Assign incidents to users that are actively responding. Select Edit in the right-hand side bar to select or clear assignees.

Associate a milestone

Associate an incident to a milestone by selecting Edit next to the milestone feature in the right-hand side bar.

Change severity

See Incident List for a full description of the severity levels available. Select Edit in the right-hand side bar to change the severity of an incident.

You can also change the severity using the /severity quick action.

Add a to-do item

Add a to-do for incidents that you want to track in your to-do list. Select Add a to do at the top of the right-hand side bar to add a to-do item.

Change incident status

For users with the Developer role or higher, select Edit in the Status section of the right-hand side bar of an incident, then select a status. Triggered is the default status for new incidents.

In projects with GitLab Premium, on-call responders can respond to incident pages by changing the status. Setting the status to:

  • Resolved silences on-call pages for the alert.
  • Acknowledged limits on-call pages based on the selected escalation policy.
  • Triggered from Resolved restarts the incident escalating from the beginning.

In GitLab 15.1 and earlier, updating the status of an incident created from an alert also updates the alert status. In GitLab 15.2 and later, the alert status is independent and does not update when the incident status changes.

Change escalation policy (PREMIUM)

For users with the Developer role or higher, select Edit in the Escalation policy section of the right-hand side bar of an incident, then select a policy. By default, new incidents do not have an escalation policy selected.

Selecting an escalation policy updates the incident status to Triggered and begins escalating the incident to on-call responders. Deselecting an escalation policy halts escalation. Refer to the incident status to manage on-call paging once escalation has begun.

In GitLab 15.1 and earlier, the escalation policy for incidents created from alerts reflects the alert's escalation policy and cannot be changed. In GitLab 15.2 and later, the incident escalation policy is independent and can be changed.

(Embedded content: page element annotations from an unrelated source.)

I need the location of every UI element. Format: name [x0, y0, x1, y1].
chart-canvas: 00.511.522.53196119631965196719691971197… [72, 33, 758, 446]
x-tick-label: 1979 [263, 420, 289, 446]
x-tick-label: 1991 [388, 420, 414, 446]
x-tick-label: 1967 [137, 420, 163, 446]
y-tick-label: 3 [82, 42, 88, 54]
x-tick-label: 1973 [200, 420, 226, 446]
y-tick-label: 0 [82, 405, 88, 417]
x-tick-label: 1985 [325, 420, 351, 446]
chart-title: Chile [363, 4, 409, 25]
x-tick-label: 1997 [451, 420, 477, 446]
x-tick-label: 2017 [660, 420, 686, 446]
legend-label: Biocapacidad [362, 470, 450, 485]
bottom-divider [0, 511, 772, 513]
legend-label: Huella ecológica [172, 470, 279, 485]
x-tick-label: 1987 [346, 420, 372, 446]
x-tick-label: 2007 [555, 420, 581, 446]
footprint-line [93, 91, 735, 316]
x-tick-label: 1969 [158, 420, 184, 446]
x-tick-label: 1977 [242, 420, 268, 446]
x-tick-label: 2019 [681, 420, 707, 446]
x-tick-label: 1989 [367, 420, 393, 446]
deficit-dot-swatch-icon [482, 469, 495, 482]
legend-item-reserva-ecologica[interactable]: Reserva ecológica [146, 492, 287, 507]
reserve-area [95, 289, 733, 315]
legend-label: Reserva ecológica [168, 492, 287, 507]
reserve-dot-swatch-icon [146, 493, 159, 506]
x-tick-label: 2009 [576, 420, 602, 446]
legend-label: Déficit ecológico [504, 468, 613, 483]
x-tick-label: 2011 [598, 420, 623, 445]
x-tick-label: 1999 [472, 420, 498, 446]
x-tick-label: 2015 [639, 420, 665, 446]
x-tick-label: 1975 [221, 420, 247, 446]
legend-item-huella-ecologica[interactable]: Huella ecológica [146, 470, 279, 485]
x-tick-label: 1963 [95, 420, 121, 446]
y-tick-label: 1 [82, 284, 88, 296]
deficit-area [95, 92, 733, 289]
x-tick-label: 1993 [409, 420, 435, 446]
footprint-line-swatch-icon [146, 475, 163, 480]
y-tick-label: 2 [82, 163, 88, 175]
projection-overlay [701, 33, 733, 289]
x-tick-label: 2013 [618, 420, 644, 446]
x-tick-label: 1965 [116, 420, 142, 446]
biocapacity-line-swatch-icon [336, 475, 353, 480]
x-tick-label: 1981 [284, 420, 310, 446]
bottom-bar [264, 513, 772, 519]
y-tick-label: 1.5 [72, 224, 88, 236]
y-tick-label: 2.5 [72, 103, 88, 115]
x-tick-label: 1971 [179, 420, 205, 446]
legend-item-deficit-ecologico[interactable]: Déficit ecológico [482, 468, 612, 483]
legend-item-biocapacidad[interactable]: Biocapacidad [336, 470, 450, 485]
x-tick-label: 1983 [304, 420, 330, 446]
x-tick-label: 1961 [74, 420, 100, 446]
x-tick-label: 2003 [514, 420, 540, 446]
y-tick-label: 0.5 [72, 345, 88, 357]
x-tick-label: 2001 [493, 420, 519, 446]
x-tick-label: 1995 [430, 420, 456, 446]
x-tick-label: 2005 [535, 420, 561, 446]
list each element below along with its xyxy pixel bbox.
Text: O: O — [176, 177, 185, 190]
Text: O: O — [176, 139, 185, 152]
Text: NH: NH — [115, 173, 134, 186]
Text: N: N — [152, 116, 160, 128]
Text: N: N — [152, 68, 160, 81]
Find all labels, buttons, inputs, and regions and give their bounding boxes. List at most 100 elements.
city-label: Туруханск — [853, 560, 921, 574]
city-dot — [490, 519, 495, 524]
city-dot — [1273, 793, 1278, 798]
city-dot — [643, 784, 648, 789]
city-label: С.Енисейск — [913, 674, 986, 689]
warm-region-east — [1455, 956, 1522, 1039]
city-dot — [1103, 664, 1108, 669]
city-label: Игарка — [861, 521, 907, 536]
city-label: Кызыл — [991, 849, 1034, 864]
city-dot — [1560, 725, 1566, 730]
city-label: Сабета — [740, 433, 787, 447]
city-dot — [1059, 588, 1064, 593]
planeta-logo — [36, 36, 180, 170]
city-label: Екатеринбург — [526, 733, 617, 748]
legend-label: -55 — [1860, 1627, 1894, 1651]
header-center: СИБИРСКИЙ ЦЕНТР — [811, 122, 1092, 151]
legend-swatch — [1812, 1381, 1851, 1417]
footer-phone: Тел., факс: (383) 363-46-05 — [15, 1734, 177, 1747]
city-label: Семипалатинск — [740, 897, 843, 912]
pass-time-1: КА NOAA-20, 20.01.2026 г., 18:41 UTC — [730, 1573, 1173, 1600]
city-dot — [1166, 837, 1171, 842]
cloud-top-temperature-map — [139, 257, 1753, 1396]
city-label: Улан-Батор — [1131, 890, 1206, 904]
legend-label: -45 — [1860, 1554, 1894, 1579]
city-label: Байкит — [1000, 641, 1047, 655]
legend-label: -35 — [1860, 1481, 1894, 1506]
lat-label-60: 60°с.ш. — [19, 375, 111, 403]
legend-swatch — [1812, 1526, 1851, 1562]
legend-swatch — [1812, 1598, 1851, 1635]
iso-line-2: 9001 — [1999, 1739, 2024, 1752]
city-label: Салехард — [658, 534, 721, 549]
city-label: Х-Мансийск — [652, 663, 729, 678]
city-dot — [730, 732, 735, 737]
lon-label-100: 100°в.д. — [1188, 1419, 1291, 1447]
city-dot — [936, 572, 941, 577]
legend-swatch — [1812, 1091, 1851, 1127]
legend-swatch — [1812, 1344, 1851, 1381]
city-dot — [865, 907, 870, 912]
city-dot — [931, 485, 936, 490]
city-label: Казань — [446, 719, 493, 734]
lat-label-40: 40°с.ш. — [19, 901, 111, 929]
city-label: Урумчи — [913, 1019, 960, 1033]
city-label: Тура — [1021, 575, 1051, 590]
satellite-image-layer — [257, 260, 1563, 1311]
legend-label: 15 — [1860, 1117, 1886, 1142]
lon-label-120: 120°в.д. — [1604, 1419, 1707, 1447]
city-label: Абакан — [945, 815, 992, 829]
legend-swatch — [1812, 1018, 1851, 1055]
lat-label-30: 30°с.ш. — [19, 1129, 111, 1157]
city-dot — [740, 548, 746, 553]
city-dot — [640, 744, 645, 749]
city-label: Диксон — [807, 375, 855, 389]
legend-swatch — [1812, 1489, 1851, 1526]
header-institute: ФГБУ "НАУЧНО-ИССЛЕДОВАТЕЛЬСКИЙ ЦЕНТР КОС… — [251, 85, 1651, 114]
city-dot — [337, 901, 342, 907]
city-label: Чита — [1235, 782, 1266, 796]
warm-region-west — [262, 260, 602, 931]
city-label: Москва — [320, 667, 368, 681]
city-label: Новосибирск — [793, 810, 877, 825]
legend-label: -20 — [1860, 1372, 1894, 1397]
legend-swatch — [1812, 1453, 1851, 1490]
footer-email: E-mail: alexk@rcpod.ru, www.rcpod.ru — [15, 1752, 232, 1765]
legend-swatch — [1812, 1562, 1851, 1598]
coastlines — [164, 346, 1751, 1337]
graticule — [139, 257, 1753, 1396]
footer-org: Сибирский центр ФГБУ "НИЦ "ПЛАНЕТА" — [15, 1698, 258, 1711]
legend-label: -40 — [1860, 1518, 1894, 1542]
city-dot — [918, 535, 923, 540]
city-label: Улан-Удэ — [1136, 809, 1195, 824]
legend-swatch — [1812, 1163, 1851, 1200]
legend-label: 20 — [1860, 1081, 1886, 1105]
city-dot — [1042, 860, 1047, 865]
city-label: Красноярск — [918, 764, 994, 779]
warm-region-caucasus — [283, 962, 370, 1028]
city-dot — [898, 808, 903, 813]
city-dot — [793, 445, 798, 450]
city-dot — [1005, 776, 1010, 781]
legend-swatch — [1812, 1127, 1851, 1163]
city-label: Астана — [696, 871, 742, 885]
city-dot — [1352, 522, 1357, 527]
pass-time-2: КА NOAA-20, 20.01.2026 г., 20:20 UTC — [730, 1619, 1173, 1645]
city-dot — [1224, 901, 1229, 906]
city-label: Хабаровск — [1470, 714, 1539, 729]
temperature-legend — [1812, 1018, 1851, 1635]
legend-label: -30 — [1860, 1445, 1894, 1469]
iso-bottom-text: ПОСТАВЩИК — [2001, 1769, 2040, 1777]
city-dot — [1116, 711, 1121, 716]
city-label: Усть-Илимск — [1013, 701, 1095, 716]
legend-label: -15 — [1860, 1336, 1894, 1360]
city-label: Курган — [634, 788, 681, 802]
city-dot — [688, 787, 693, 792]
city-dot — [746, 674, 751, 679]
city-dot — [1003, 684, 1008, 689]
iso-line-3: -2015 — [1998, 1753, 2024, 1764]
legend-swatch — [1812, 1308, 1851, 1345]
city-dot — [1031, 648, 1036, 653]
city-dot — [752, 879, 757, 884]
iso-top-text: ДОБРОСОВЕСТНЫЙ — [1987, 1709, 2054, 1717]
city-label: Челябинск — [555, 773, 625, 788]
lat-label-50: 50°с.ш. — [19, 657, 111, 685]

Manage incidents from Slack

Slack slash commands allow you to control GitLab and view GitLab content without leaving Slack.

Learn how to set up Slack slash commands and how to use the available slash commands.

Associate Zoom calls

GitLab enables you to associate a Zoom meeting with an issue for synchronous communication during incident management. After starting a Zoom call for an incident, you can associate the conference call with an issue. Your team members can join the Zoom call without requesting a link.

Linked resources

In an incident, you can add links to various resources, for example:

  • The incident Slack channel
  • Zoom meeting
  • Resources for resolving the incidents

Embed metrics in incidents

You can embed metrics anywhere GitLab Markdown is used, such as descriptions, comments on issues, and merge requests. Embedding metrics helps you share them when discussing incidents or performance issues. You can output the dashboard directly into any issue, merge request, epic, or any other Markdown text field in GitLab by copying and pasting the link to the metrics dashboard.

You can embed both GitLab-hosted metrics and Grafana metrics in incidents and issue templates.

Automatically close incidents via recovery alerts

With at least the Maintainer role, you can enable GitLab to close an incident automatically when a Recovery Alert is received:

  1. Navigate to Settings > Monitor > Incidents and expand Incidents.
  2. Check the Automatically close associated Incident checkbox.
  3. Select Save changes.

When GitLab receives a Recovery Alert, it closes the associated incident. This action is recorded as a system message on the incident indicating that it was closed automatically by the GitLab Alert bot.